No. 29 – Maryland Terrapins
- Position: Defensive end
- Class: Freshman

Personal information
- Listed height: 6 ft 3 in (1.91 m)
- Listed weight: 255 lb (116 kg)

Career information
- High school: Concordia Preparatory (Towson, Maryland)
- College: Maryland (2025–present);
- Stats at ESPN

= Sidney Stewart (American football) =

American football player

Sidney Stewart is an American football defensive end for the Maryland Terrapins.

==Early life==
Stewart is Baltimore, Maryland. He grew up in Joppa, Maryland and attended high school at Concordia Preparatory located in Towson, Maryland. Coming out of high school, he was rated as a three-star recruit, where he committed to play college football for the Maryland Terrapins.

==College career==
Heading into the 2025 season, Stewart was named a starter for the Terrapins, as well as being named to the 2025 Preseason Freshman All-America Team. In week one of the 2025 season, he recorded five tackles with three being for a loss, a sack, and a safety in a win over Florida Atlantic.

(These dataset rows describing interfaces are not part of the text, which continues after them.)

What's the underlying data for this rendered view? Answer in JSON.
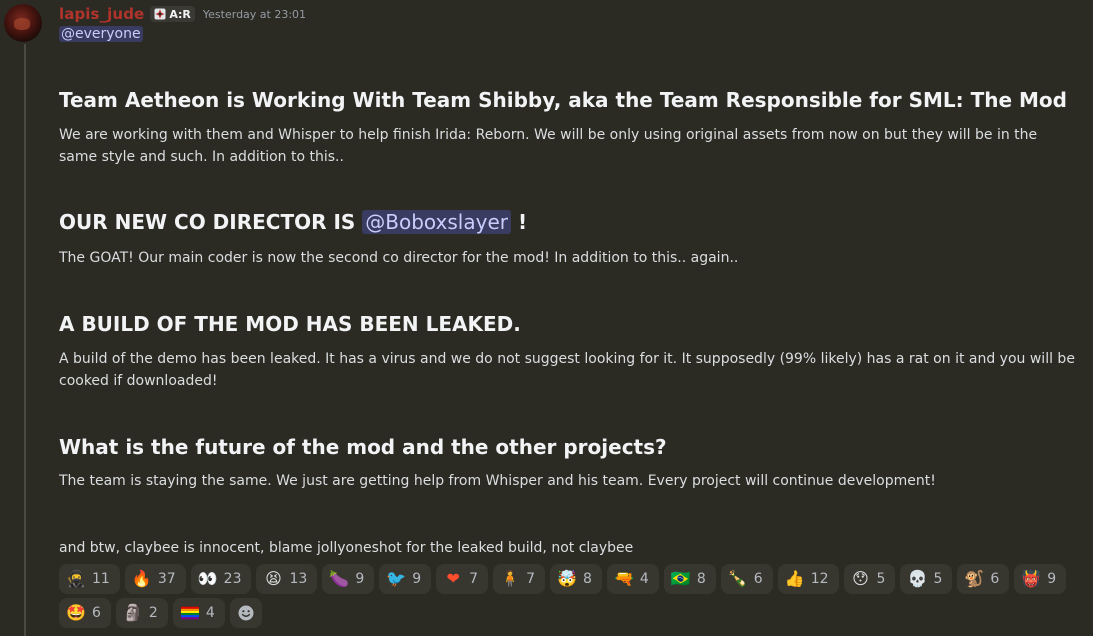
{
  "author": {
    "username": "lapis_jude",
    "role_tag": "A:R",
    "timestamp": "Yesterday at 23:01"
  },
  "mention_everyone": "@everyone",
  "sections": [
    {
      "heading": "Team Aetheon is Working With Team Shibby, aka the Team Responsible for SML: The Mod",
      "body": "We are working with them and Whisper to help finish Irida: Reborn. We will be only using original assets from now on but they will be in the same style and such. In addition to this.."
    },
    {
      "heading_prefix": "OUR NEW CO DIRECTOR IS",
      "heading_mention": "@Boboxslayer",
      "heading_suffix": "!",
      "body": "The GOAT! Our main coder is now the second co director for the mod! In addition to this.. again.."
    },
    {
      "heading": "A BUILD OF THE MOD HAS BEEN LEAKED.",
      "body": "A build of the demo has been leaked. It has a virus and we do not suggest looking for it. It supposedly (99% likely) has a rat on it and you will be cooked if downloaded!"
    },
    {
      "heading": "What is the future of the mod and the other projects?",
      "body": "The team is staying the same.  We just are getting help from Whisper and his team. Every project will continue development!"
    }
  ],
  "footer_text": "and btw, claybee is innocent, blame jollyoneshot for the leaked build, not claybee",
  "reactions": [
    {
      "icon": "ninja",
      "glyph": "🥷",
      "count": "11"
    },
    {
      "icon": "fire",
      "glyph": "🔥",
      "count": "37"
    },
    {
      "icon": "eyes",
      "glyph": "👀",
      "count": "23"
    },
    {
      "icon": "tired-face",
      "glyph": "😫",
      "count": "13"
    },
    {
      "icon": "eggplant",
      "glyph": "🍆",
      "count": "9"
    },
    {
      "icon": "custom-bird",
      "glyph": "🐦",
      "count": "9"
    },
    {
      "icon": "heart-on-fire",
      "glyph": "❤",
      "count": "7"
    },
    {
      "icon": "custom-figure",
      "glyph": "🧍",
      "count": "7"
    },
    {
      "icon": "exploding-head",
      "glyph": "🤯",
      "count": "8"
    },
    {
      "icon": "custom-gun",
      "glyph": "🔫",
      "count": "4"
    },
    {
      "icon": "flag-brazil",
      "glyph": "🇧🇷",
      "count": "8"
    },
    {
      "icon": "custom-bottle",
      "glyph": "🍾",
      "count": "6"
    },
    {
      "icon": "thumbs-up",
      "glyph": "👍",
      "count": "12"
    },
    {
      "icon": "hushed-face",
      "glyph": "😯",
      "count": "5"
    },
    {
      "icon": "skull",
      "glyph": "💀",
      "count": "5"
    },
    {
      "icon": "custom-monkey",
      "glyph": "🐒",
      "count": "6"
    },
    {
      "icon": "custom-red-face",
      "glyph": "👹",
      "count": "9"
    },
    {
      "icon": "star-struck",
      "glyph": "🤩",
      "count": "6"
    },
    {
      "icon": "custom-image",
      "glyph": "🗿",
      "count": "2"
    },
    {
      "icon": "rainbow-flag",
      "glyph": "🏳",
      "count": "4"
    }
  ],
  "colors": {
    "background": "#2b2a23",
    "username": "#b0342c",
    "mention_bg": "#3c3f6e",
    "mention_text": "#c9cdfb",
    "reaction_bg": "#37362f"
  }
}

In week two, Stewart recorded three tackles with one being for a loss, and a sack in a victory versus Northern Illinois.

==Personal life==
Stewart is the son of Lashelle Stewart, a nonprofit Leader in Baltimore and current assistant coach and former professional basketball player Stephen Stewart, while his two uncles Larry and Lynard also played professionally.